Frozen shoulder, medically known as adhesive capsulitis of the shoulder, is condition where the connective tissues enclosing the shoulder joint becomes thickened and tight causing pain and stiffness. Over time, the shoulder becomes very hard to move.
Signs and symptoms of frozen shoulder usually develop gradually, and after a period of worsening condition, tends to resolve and go away. This can typically happen from a year up to 3 years until full recovery.
Frozen shoulder most commonly affects people between the ages of 40 and 60, and occurs in women more often than men. In addition, people with diabetes are at an increased risk for developing frozen shoulder. Estimates show that this affects about 3% of people.
How It Happens
There are three bones that make up your shoulder. They are the humerus (upper arm), scapula (shoulder blade), and clavicle (collarbone). These bones form a ball-and-socket joint. There’s also the tissues, called the shoulder capsule, that surround your shoulder.

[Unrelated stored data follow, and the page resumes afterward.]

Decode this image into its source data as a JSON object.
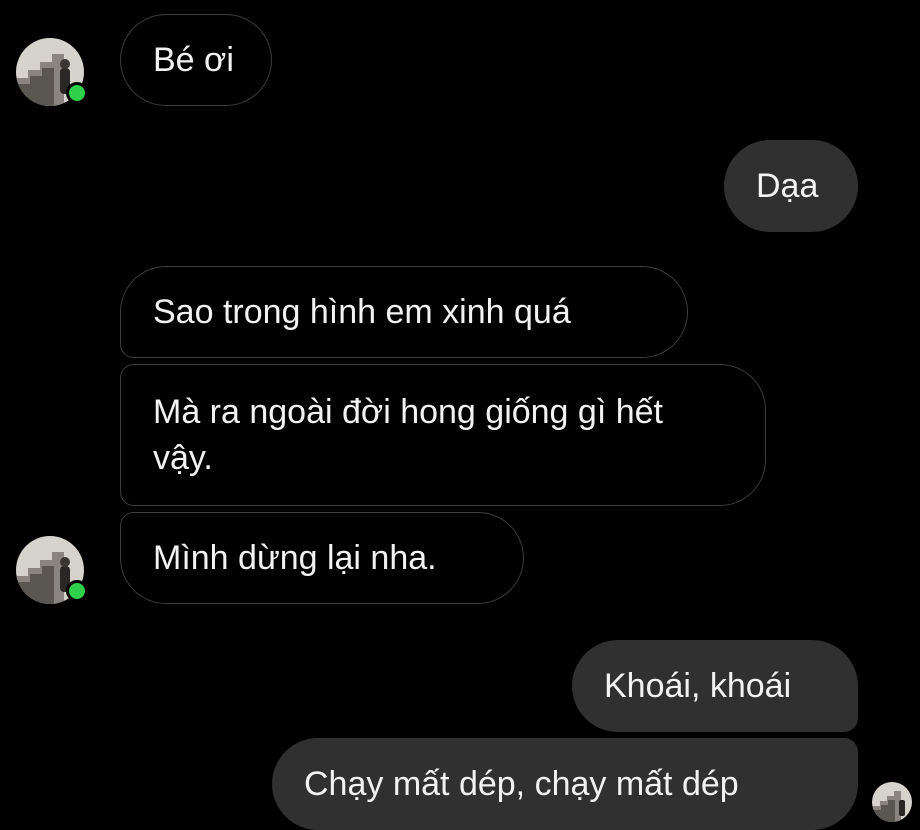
{
  "messages": [
    {
      "sender": "them",
      "text": "Bé ơi"
    },
    {
      "sender": "me",
      "text": "Dạa"
    },
    {
      "sender": "them",
      "text": "Sao trong hình em xinh quá"
    },
    {
      "sender": "them",
      "text": "Mà ra ngoài đời hong giống gì hết vậy."
    },
    {
      "sender": "them",
      "text": "Mình dừng lại nha."
    },
    {
      "sender": "me",
      "text": "Khoái, khoái"
    },
    {
      "sender": "me",
      "text": "Chạy mất dép, chạy mất dép"
    }
  ],
  "colors": {
    "background": "#000000",
    "incoming_border": "#3d3d3d",
    "outgoing_bubble": "#303030",
    "text": "#f2f2f2",
    "online_dot": "#2fd14b"
  },
  "icons": {
    "contact_avatar": "contact-avatar-stairs-photo",
    "online_indicator": "online-dot",
    "seen_avatar": "seen-avatar"
  }
}
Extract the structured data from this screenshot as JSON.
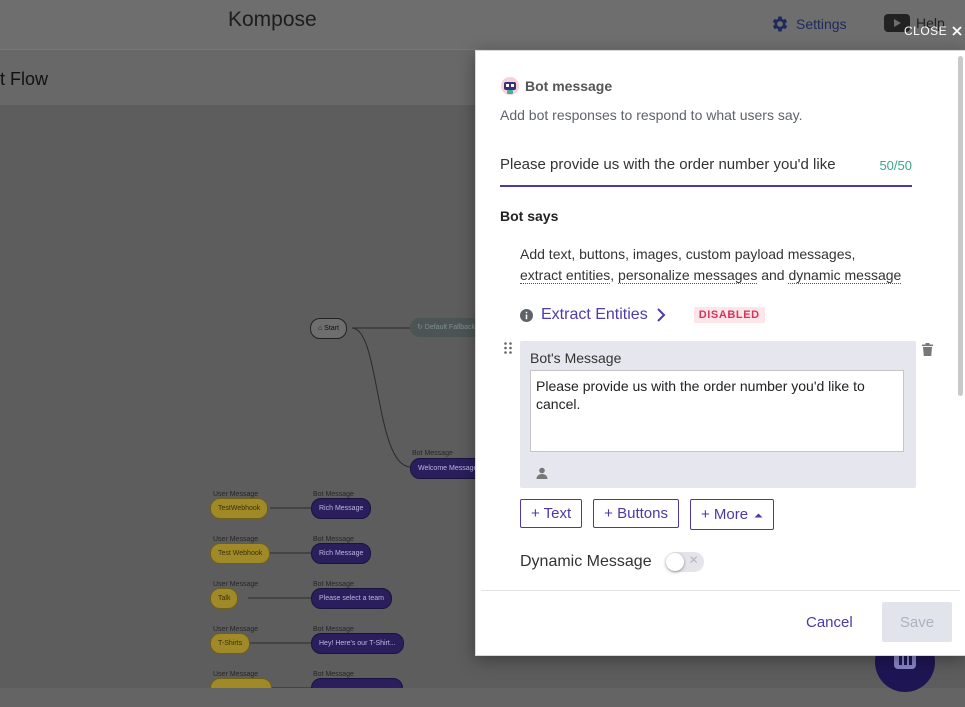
{
  "app": {
    "title": "Kompose",
    "settings_label": "Settings",
    "help_label": "Help",
    "flow_title": "t Flow"
  },
  "canvas": {
    "nodes": [
      {
        "label_above": "",
        "text": "⌂ Start",
        "kind": "start"
      },
      {
        "label_above": "",
        "text": "↻ Default Fallback",
        "kind": "fallback"
      },
      {
        "label_above": "Bot Message",
        "text": "Welcome Message",
        "kind": "bot"
      },
      {
        "label_above": "User Message",
        "text": "TestWebhook",
        "kind": "user"
      },
      {
        "label_above": "Bot Message",
        "text": "Rich Message",
        "kind": "bot"
      },
      {
        "label_above": "User Message",
        "text": "Test Webhook",
        "kind": "user"
      },
      {
        "label_above": "Bot Message",
        "text": "Rich Message",
        "kind": "bot"
      },
      {
        "label_above": "User Message",
        "text": "Talk",
        "kind": "user"
      },
      {
        "label_above": "Bot Message",
        "text": "Please select a team",
        "kind": "bot"
      },
      {
        "label_above": "User Message",
        "text": "T-Shirts",
        "kind": "user"
      },
      {
        "label_above": "Bot Message",
        "text": "Hey! Here's our T-Shirt...",
        "kind": "bot"
      },
      {
        "label_above": "User Message",
        "text": "",
        "kind": "user"
      },
      {
        "label_above": "Bot Message",
        "text": "",
        "kind": "bot"
      }
    ]
  },
  "modal": {
    "close_label": "CLOSE",
    "title": "Bot message",
    "subtitle": "Add bot responses to respond to what users say.",
    "name_value": "Please provide us with the order number you'd like",
    "name_counter": "50/50",
    "section_title": "Bot says",
    "help": {
      "prefix": "Add text, buttons, images, custom payload messages,",
      "link1": "extract entities",
      "sep1": ", ",
      "link2": "personalize messages",
      "sep2": " and ",
      "link3": "dynamic message"
    },
    "extract_label": "Extract Entities",
    "extract_status": "DISABLED",
    "card_title": "Bot's Message",
    "message_text": "Please provide us with the order number you'd like to cancel.",
    "buttons": {
      "text": "+ Text",
      "buttons": "+ Buttons",
      "more": "+ More"
    },
    "dynamic_label": "Dynamic Message",
    "dynamic_enabled": false,
    "cancel_label": "Cancel",
    "save_label": "Save"
  },
  "colors": {
    "accent": "#4a3aa6",
    "counter": "#3aa58b",
    "badge_text": "#d1365c",
    "badge_bg": "#fde6ea"
  }
}
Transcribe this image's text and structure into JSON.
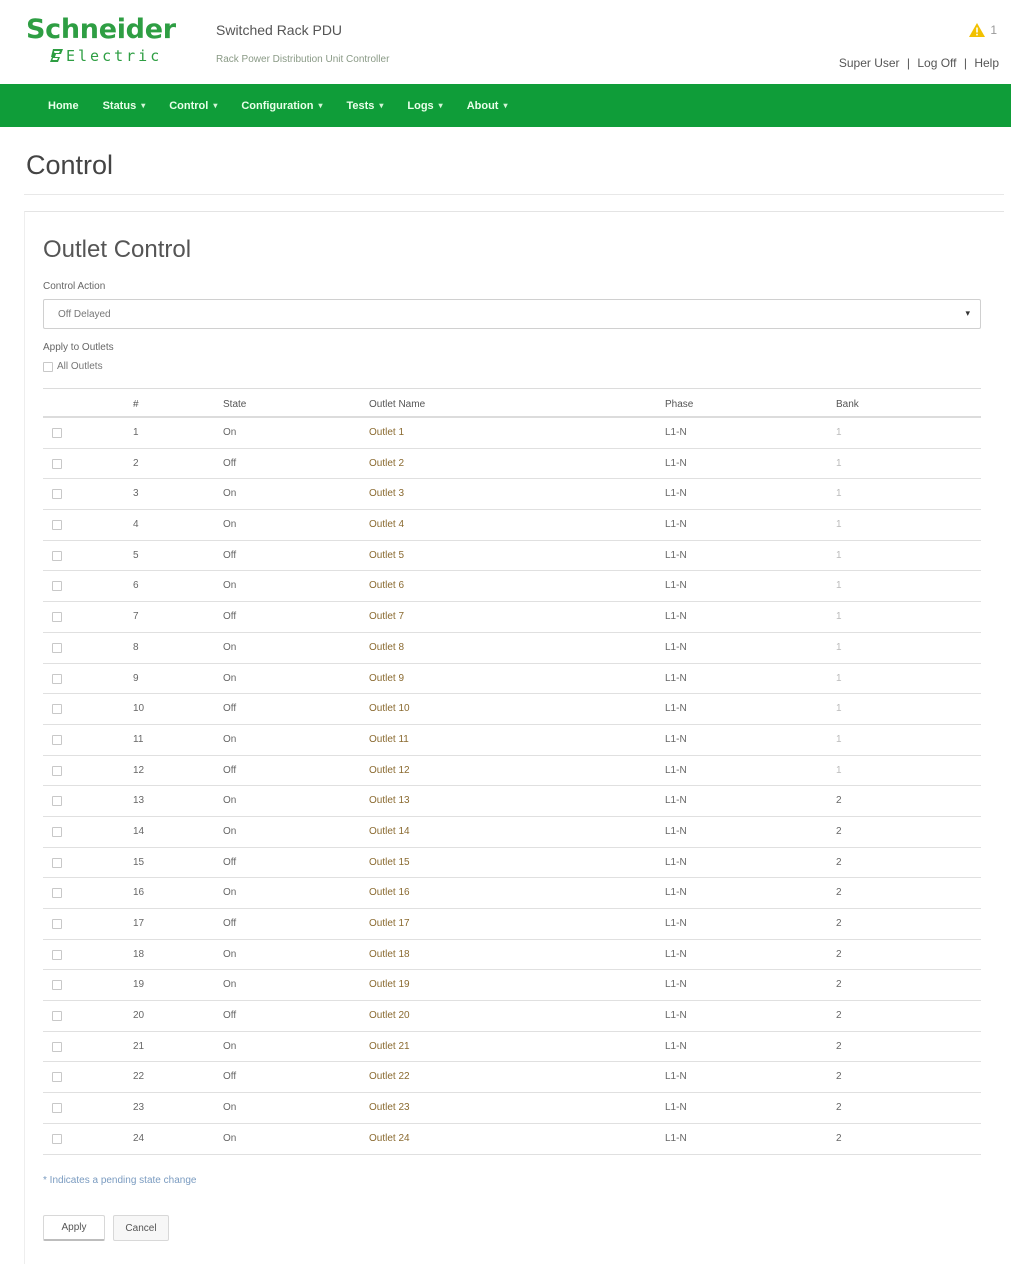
{
  "header": {
    "logo_top": "Schneider",
    "logo_bottom": "Electric",
    "device_title": "Switched Rack PDU",
    "device_subtitle": "Rack Power Distribution Unit Controller",
    "alarm_count": "1",
    "user_links": [
      "Super User",
      "Log Off",
      "Help"
    ],
    "user_link_seps": [
      "|",
      "|"
    ],
    "brand_color": "#2e9e43",
    "nav_color": "#0f9d39",
    "alarm_color": "#f2c100"
  },
  "nav": [
    {
      "label": "Home",
      "dropdown": false
    },
    {
      "label": "Status",
      "dropdown": true
    },
    {
      "label": "Control",
      "dropdown": true
    },
    {
      "label": "Configuration",
      "dropdown": true
    },
    {
      "label": "Tests",
      "dropdown": true
    },
    {
      "label": "Logs",
      "dropdown": true
    },
    {
      "label": "About",
      "dropdown": true
    }
  ],
  "page": {
    "title": "Control",
    "panel_title": "Outlet Control",
    "control_action_label": "Control Action",
    "control_action_value": "Off Delayed",
    "apply_label": "Apply to Outlets",
    "all_outlets_label": "All Outlets",
    "legend": "* Indicates a pending state change",
    "apply_button": "Apply",
    "cancel_button": "Cancel"
  },
  "table": {
    "headers": [
      "#",
      "State",
      "Outlet Name",
      "Phase",
      "Bank"
    ],
    "rows": [
      {
        "num": "1",
        "state": "On",
        "name": "Outlet 1",
        "phase": "L1-N",
        "bank": "1"
      },
      {
        "num": "2",
        "state": "Off",
        "name": "Outlet 2",
        "phase": "L1-N",
        "bank": "1"
      },
      {
        "num": "3",
        "state": "On",
        "name": "Outlet 3",
        "phase": "L1-N",
        "bank": "1"
      },
      {
        "num": "4",
        "state": "On",
        "name": "Outlet 4",
        "phase": "L1-N",
        "bank": "1"
      },
      {
        "num": "5",
        "state": "Off",
        "name": "Outlet 5",
        "phase": "L1-N",
        "bank": "1"
      },
      {
        "num": "6",
        "state": "On",
        "name": "Outlet 6",
        "phase": "L1-N",
        "bank": "1"
      },
      {
        "num": "7",
        "state": "Off",
        "name": "Outlet 7",
        "phase": "L1-N",
        "bank": "1"
      },
      {
        "num": "8",
        "state": "On",
        "name": "Outlet 8",
        "phase": "L1-N",
        "bank": "1"
      },
      {
        "num": "9",
        "state": "On",
        "name": "Outlet 9",
        "phase": "L1-N",
        "bank": "1"
      },
      {
        "num": "10",
        "state": "Off",
        "name": "Outlet 10",
        "phase": "L1-N",
        "bank": "1"
      },
      {
        "num": "11",
        "state": "On",
        "name": "Outlet 11",
        "phase": "L1-N",
        "bank": "1"
      },
      {
        "num": "12",
        "state": "Off",
        "name": "Outlet 12",
        "phase": "L1-N",
        "bank": "1"
      },
      {
        "num": "13",
        "state": "On",
        "name": "Outlet 13",
        "phase": "L1-N",
        "bank": "2"
      },
      {
        "num": "14",
        "state": "On",
        "name": "Outlet 14",
        "phase": "L1-N",
        "bank": "2"
      },
      {
        "num": "15",
        "state": "Off",
        "name": "Outlet 15",
        "phase": "L1-N",
        "bank": "2"
      },
      {
        "num": "16",
        "state": "On",
        "name": "Outlet 16",
        "phase": "L1-N",
        "bank": "2"
      },
      {
        "num": "17",
        "state": "Off",
        "name": "Outlet 17",
        "phase": "L1-N",
        "bank": "2"
      },
      {
        "num": "18",
        "state": "On",
        "name": "Outlet 18",
        "phase": "L1-N",
        "bank": "2"
      },
      {
        "num": "19",
        "state": "On",
        "name": "Outlet 19",
        "phase": "L1-N",
        "bank": "2"
      },
      {
        "num": "20",
        "state": "Off",
        "name": "Outlet 20",
        "phase": "L1-N",
        "bank": "2"
      },
      {
        "num": "21",
        "state": "On",
        "name": "Outlet 21",
        "phase": "L1-N",
        "bank": "2"
      },
      {
        "num": "22",
        "state": "Off",
        "name": "Outlet 22",
        "phase": "L1-N",
        "bank": "2"
      },
      {
        "num": "23",
        "state": "On",
        "name": "Outlet 23",
        "phase": "L1-N",
        "bank": "2"
      },
      {
        "num": "24",
        "state": "On",
        "name": "Outlet 24",
        "phase": "L1-N",
        "bank": "2"
      }
    ]
  }
}
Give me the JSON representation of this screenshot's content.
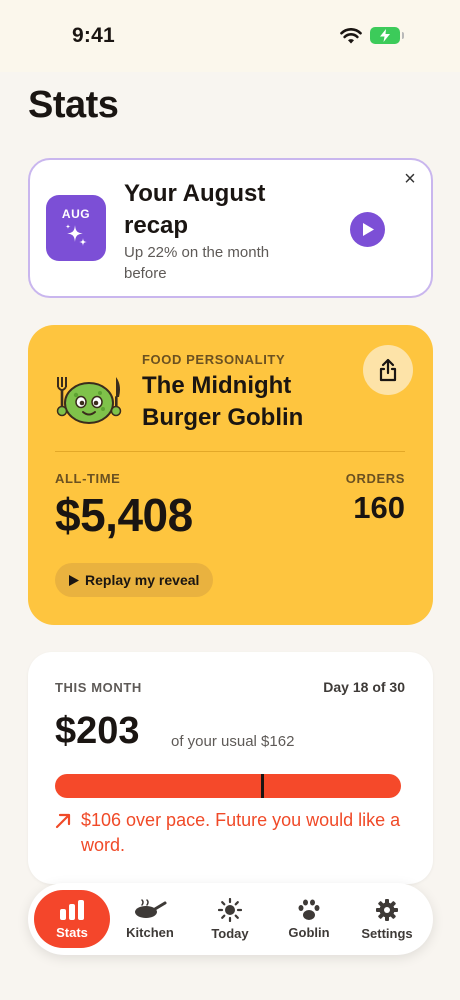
{
  "status_bar": {
    "time": "9:41"
  },
  "page": {
    "title": "Stats"
  },
  "recap": {
    "badge_month": "AUG",
    "title": "Your August recap",
    "subtitle": "Up 22% on the month before",
    "close_glyph": "×",
    "icons": {
      "sparkle": "sparkle-icon",
      "play": "play-icon",
      "close": "close-icon"
    }
  },
  "personality": {
    "label": "FOOD PERSONALITY",
    "name": "The Midnight Burger Goblin",
    "alltime_label": "ALL-TIME",
    "alltime_value": "$5,408",
    "orders_label": "ORDERS",
    "orders_value": "160",
    "replay_label": "Replay my reveal",
    "colors": {
      "card": "#fec53f"
    }
  },
  "this_month": {
    "label": "THIS MONTH",
    "day": "Day 18 of 30",
    "spent": "$203",
    "usual": "of your usual $162",
    "pace_marker_fraction": 0.6,
    "warning": "$106 over pace. Future you would like a word.",
    "colors": {
      "bar": "#f5492a",
      "warning": "#f04a28"
    }
  },
  "tabs": [
    {
      "label": "Stats",
      "icon": "bar-chart-icon",
      "active": true
    },
    {
      "label": "Kitchen",
      "icon": "pan-icon",
      "active": false
    },
    {
      "label": "Today",
      "icon": "sun-icon",
      "active": false
    },
    {
      "label": "Goblin",
      "icon": "paw-icon",
      "active": false
    },
    {
      "label": "Settings",
      "icon": "gear-icon",
      "active": false
    }
  ]
}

When you have frozen shoulder, the capsule becomes so thick and tight that it greatly restricts movement. Scar tissues form and there’s less of the synovial fluid to keep your joint lubricated, and thus limiting your range of movement. If you are recovering from an injury that limits your arm movement, then your risk of frozen shoulder also increases.
Symptoms of Frozen Shoulder
Main symptoms of a frozen shoulder include pain and stiffness that make it very difficult, almost impossible to move. There is dull or aching pain which is typically worse early and when you move your arm. You will feel a dull or achy pain in one shoulder and also in the shoulder muscles that wrap around the top of your arm. The pain could also get worse at night. Frozen shoulder typically go through three phases. Each stage can last a number of months.
1. Freezing stage
You develop worsening pain in your shoulder and any movement causes pain. As the pain worsens, your shoulder’s range of motion starts to become limited. Freezing typically lasts from 6 weeks to 9 months.
2. Frozen stage
Your pain may actually begin to diminish during this stage but your shoulder stiffness becomes worse. It becomes more difficult to use your shoulder and performing daily activities may become cumbersome. Frozen stage can last 4 to 6 months.
3. Thawing stage
Shoulder’s range of movement slowly begins to improve during this stage. Normal movement can take 6 months to 2 years.
Treatment for Frozen Shoulder
Your treatment might include going to a physical therapist for exercises targeting your shoulder ROM (range of movement). Over the counter anti-inflammatory drugs can also help relieve the inflammation and pain. Sometimes, numbing medications injected into the joint capsule are also prescribed. In some cases, surgery may be performed to loosen the joint capsule so that it can move more freely.